En cette journée d'hommage national à Samuel Paty, assassiné le vendredi 16 octobre près du lycée où il exerçait à Conflans-Saint-Honorine, des professeurs nantais se confient, disent leur sidération et leur colère.
Elle est professeure de lettres au lycée Albert Camus, à Nantes. Le premier sentiment qui lui vient à l'esprit lorsqu'elle pense à l'assassinat de son collègue de la région parisienne, c'est l'effroi.
L'assassinat ayant eu lieu juste avant les vacances de la Toussaint, elle n'a pas eu trop l'occasion d'en parler vraiment avec les autres enseignants de son établissement.
Bien sûr, ils se sont retrouvés à la manifestation de dimanche.
"Ce qui ressort dit-elle, c'est l'effroi et l'abattement. On ne voit pas trop comment les choses vont évoluer. On n'a pas assez de clés, d'outils, pour travailler ça avec les élèves."
"Je ne suis pas sûre de pouvoir tolérer ça"
Cette enseignante s'est souvenue, comme les autres, du lendemain de l'attentat de Charlie Hebdo, en janvier 2015. Elle a ressorti le cours qu'elle a fait ce jour-là. Pas envie. Elle n'avait pas envie de refaire ce cours."J'ai pensé à la réaction de certains élèves ce jour-là. Ils n'étaient pas nombreux, deux ou trois. Ils ont dit : ils l'avaient cherché ! J'avais réussi à rester calme. Je n'ai pas envie de réentendre ces mots. Je ne suis pas sûre de pouvoir tolérer ça."
Pourtant, elle envisage bien de faire quelque-chose. Peut-être passer un extrait du film documentaire de Daniel Leconte "C'est dur d'être aimé par des cons".
Au Rectorat de Nantes, on attend encore les consignes du Ministère pour savoir comment accompagner les enseignants dans cette rentrée bouleversée par cet attentat.
Cet autre enseignant est lui, professeur d'Histoire-géo au Lycée Livet à Nantes. Il est d'autant plus bouleversé par cet attentat qu'il a le sentiment d'être bien seul face à cette situation. "Il y a cinq ans, dit-il, on a demandé aux professeurs d'Histoire-géo d'assurer l'EMC, l'enseignement moral et civique.
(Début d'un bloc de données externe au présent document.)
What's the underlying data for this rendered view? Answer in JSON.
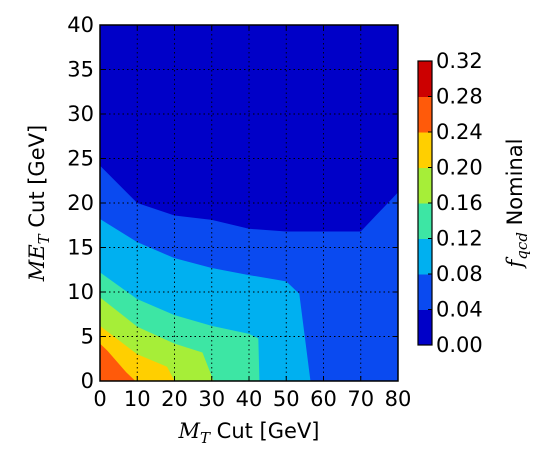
{
  "chart_data": {
    "type": "heatmap",
    "subtype": "filled-contour",
    "xlabel": {
      "symbol": "M",
      "sub": "T",
      "text": " Cut [GeV]"
    },
    "ylabel": {
      "symbol": "ME",
      "sub": "T",
      "text": " Cut [GeV]"
    },
    "colorbar_label": {
      "symbol": "f",
      "sub": "qcd",
      "text": " Nominal"
    },
    "xlim": [
      0,
      80
    ],
    "ylim": [
      0,
      40
    ],
    "xticks": [
      "0",
      "10",
      "20",
      "30",
      "40",
      "50",
      "60",
      "70",
      "80"
    ],
    "yticks": [
      "0",
      "5",
      "10",
      "15",
      "20",
      "25",
      "30",
      "35",
      "40"
    ],
    "grid": "dotted",
    "colorbar": {
      "levels": [
        0.0,
        0.04,
        0.08,
        0.12,
        0.16,
        0.2,
        0.24,
        0.28,
        0.32
      ],
      "tick_labels": [
        "0.00",
        "0.04",
        "0.08",
        "0.12",
        "0.16",
        "0.20",
        "0.24",
        "0.28",
        "0.32"
      ],
      "colors": [
        "#0000c8",
        "#0a4af0",
        "#00b0f0",
        "#3de6a4",
        "#a6ee38",
        "#ffcf00",
        "#ff5a0a",
        "#cc0000"
      ]
    },
    "contour_boundaries": [
      {
        "level": 0.04,
        "points": [
          [
            0,
            24.2
          ],
          [
            10,
            20
          ],
          [
            20,
            18.6
          ],
          [
            30,
            18.1
          ],
          [
            40,
            17.1
          ],
          [
            50,
            16.8
          ],
          [
            60,
            16.8
          ],
          [
            70,
            16.8
          ],
          [
            80,
            21.2
          ]
        ]
      },
      {
        "level": 0.08,
        "points": [
          [
            0,
            18.2
          ],
          [
            10,
            15.6
          ],
          [
            20,
            13.8
          ],
          [
            30,
            12.7
          ],
          [
            40,
            11.9
          ],
          [
            50,
            11.2
          ],
          [
            53.5,
            9.8
          ],
          [
            56.5,
            0
          ]
        ]
      },
      {
        "level": 0.12,
        "points": [
          [
            0,
            12.2
          ],
          [
            10,
            9.2
          ],
          [
            20,
            7.4
          ],
          [
            30,
            6.2
          ],
          [
            40,
            5.3
          ],
          [
            42.5,
            4.8
          ],
          [
            42.8,
            0
          ]
        ]
      },
      {
        "level": 0.16,
        "points": [
          [
            0,
            9.4
          ],
          [
            10,
            6.1
          ],
          [
            20,
            4.2
          ],
          [
            27.5,
            3.2
          ],
          [
            30.5,
            0
          ]
        ]
      },
      {
        "level": 0.2,
        "points": [
          [
            0,
            6.2
          ],
          [
            10,
            3.0
          ],
          [
            18,
            1.6
          ],
          [
            20,
            0
          ]
        ]
      },
      {
        "level": 0.24,
        "points": [
          [
            0,
            4.2
          ],
          [
            2,
            3.4
          ],
          [
            7,
            1.0
          ],
          [
            9.5,
            0
          ]
        ]
      }
    ]
  }
}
Ces heures d'enseignement (qui ne portaient pas le même nom auparavant mais qui existaient) n'ont fait que diminuer depuis 10 ans. Il y a une contradiction entre l'hommage d'aujourd'hui et la réalité. On ne veut pas devenir des héros. Samuel aurait préféré vivre et enseigner la citoyenneté."
Ce professeur nantais voudrait que tous les enseignants et les parents se saisissent de cette mission d'enseigner la citoyenneté et pas seulement les prof d'Histoire-géo.
"Tout et n'importe quoi se propage"
"Il y a eu des concessions depuis cinq ans face à cette montée de l'islamofachisme, dit-il et face au réseaux sociaux ou plutôt asociaux, préfère-t-il rectifier. Tout et n'importe quoi se propage et l'arsenal judiciaire n'a pas suivi."A la rentrée de novembre, il évoquera ce drame horrible et révoltant avec ses élèves mais comment ? Il ne sait pas encore. "On va attendre les directives du Ministère qui doit envoyer un kit". Une méthodologie, des outils. Ce professeur aimerait que le ministère demande officiellement aux enseignants en charge de ces interventions de diffuser les caricatures de Charlie Hebdo. Que cela ne vienne pas de l'initiative des profs.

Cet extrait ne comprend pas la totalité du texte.